Recientemente Alfonso Zapico, Premio Nacional de Cómic 2012, ha estado compartiendo con el personal de la D.O. Tacoronte-Acentejo unas intensas jornadas de trabajo en esta comarca vitivinícola del norte de la isla de Tenerife. Su llegada tuvo lugar el 5 de junio y permaneció en la comarca hasta el 8 de junio del presente. En esos días, además de entrar en contacto directo y satisfacer a los seguidores de su obra con laboriosas dedicatorias en las sesiones de firmas que tuvieron lugar en la lagunera Librería Lemus, también pudo disfrutar y conocer las particularidades de nuestra característica viticultura y probar los vinos que se elaboran en la comarca acompañado de Manuel Darias (“Historieta”, Diario de Avisos), Paco Lemus (Librería Lemus) y Santiago Suárez (D.O. Tacoronte-Acentejo). En esta ocasión, además de viñedos se visitaron las Bodegas Domínguez Cuarta Generación y Bodega El Mocanero, situadas ambas en el municipio de Tacoronte. En estas visitas, responsables de sendas bodegas –Gabriel Morales e Ismael Díaz respectivamente–, dieron a conocer las características de sus elaboraciones típicas.

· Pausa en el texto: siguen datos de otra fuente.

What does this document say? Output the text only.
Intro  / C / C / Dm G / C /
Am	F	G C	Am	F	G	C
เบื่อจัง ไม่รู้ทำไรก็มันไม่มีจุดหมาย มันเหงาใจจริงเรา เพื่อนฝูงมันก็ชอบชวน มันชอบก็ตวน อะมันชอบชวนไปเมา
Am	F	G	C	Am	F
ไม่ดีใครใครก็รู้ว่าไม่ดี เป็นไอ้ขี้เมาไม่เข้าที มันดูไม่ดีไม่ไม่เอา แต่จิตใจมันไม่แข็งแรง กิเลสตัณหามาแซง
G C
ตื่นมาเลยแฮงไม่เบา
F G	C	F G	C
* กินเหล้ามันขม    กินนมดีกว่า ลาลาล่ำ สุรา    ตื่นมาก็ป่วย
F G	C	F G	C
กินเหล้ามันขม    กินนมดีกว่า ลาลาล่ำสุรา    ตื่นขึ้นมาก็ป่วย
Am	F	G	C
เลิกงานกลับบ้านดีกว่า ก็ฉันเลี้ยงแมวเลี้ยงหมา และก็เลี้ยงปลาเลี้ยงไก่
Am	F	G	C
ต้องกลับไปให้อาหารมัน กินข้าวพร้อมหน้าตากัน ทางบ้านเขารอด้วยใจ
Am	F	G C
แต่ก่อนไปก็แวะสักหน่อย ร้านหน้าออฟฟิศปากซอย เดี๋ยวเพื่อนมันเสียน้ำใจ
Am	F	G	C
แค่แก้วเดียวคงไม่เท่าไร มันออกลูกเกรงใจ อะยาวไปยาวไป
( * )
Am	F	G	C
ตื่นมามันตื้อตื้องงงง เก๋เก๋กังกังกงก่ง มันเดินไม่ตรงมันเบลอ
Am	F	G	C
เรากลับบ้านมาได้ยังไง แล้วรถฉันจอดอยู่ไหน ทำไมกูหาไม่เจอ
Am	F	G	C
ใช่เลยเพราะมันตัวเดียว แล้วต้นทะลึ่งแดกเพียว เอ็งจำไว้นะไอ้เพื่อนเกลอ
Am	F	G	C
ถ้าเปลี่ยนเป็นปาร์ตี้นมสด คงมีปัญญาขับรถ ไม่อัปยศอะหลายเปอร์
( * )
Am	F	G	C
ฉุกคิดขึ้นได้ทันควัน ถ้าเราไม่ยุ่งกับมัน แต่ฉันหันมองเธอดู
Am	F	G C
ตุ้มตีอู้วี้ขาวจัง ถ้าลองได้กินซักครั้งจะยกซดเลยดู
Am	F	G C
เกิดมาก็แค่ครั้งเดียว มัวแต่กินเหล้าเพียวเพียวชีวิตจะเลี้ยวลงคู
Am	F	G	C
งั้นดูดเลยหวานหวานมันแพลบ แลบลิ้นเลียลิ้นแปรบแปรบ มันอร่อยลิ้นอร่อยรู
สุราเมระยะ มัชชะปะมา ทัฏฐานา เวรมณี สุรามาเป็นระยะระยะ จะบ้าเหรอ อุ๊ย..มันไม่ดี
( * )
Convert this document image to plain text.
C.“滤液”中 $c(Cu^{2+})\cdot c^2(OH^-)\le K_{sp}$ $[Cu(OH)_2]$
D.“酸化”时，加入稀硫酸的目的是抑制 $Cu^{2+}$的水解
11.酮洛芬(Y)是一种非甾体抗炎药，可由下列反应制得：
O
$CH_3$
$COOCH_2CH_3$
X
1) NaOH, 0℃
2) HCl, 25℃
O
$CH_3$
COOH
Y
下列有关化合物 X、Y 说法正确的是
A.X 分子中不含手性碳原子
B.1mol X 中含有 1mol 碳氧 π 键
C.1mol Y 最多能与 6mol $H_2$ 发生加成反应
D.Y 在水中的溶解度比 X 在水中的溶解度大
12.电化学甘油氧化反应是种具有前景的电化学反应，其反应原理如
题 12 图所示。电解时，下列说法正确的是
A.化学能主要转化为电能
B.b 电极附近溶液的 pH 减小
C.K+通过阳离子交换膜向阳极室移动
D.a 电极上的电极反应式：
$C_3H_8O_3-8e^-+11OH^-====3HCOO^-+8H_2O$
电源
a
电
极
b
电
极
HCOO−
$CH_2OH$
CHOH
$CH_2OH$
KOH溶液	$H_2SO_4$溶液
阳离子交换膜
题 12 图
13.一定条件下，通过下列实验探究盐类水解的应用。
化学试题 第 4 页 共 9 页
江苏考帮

En Bodega El Mocanero, pudo conocer los detalles del proceso de elaboración del Tinto Maceración Carbónica y degustarlo; mientras que en Bodegas Domínguez Cuarta Generación, se tuvo la ocasión de degustar el famoso Malvasía de esta bodega.

Obviamente, se comentó la viñeta de su obra “Dublinés” en la que aparece el protagonista de la misma, James Joyce, deleitándose ante una copa de “Canary Sack” de Tacoronte, en un restaurante de la capital irlandesa acompañado por otros ilustres literatos. Una bonita viñeta que hace un gran guiño a nuestros vinos y nuestra tierra.

Como curiosidad, también señalar que precisamente es otra obra de Alfonso Zapico, “Café Budapest”, por la que el proyecto TEBEOS CON CLASE (http://www.gobiernodecanarias.org/educacion/WebDGOIE/scripts/default.asp?IdSitio=12&Cont=44&Mod=10&P=645) impulsado por el CEP La Laguna en el que colabora la D.O. Tacoronte-Acentejo activamente desde su aparición, ha sido ampliamente trabajada con los escolares de secundaria en Canarias como vehículo de animación real a la lectura.

Y es que desde hace tiempo, los vinos se abren a otros colectivos como forma de ampliar su presencia visual y captar futuros consumidores a los que mostrar las bondades de nuestro principal cultivo en extensión y por tanto nuestro paisaje primordial. En el caso de la D.O. Tacoronte-Acentejo y su apuesta por colaborar con el mundo del tebeo es ya patente si tenemos en cuenta que en el último lustro, distinguidos historietistas ya han tenido la oportunidad de probar nuestros vinos y conocer nuestra comarca vitivinícola sobre el terreno, tal es el caso de José Mª Martín Saurí, Dave McKean, Antonio Altarriba, Eduardo González o Manel Fontdevila. Al fin y al cabo, tebeos y vinos son un buen planteamiento para disfrutar de la vida. ¡Salud!


Santi S.

lunes, 24 de junio de 2013

Enoturismo vs. Enourbe


¿Confrontación? ¿Elección? ¿Sustitución? …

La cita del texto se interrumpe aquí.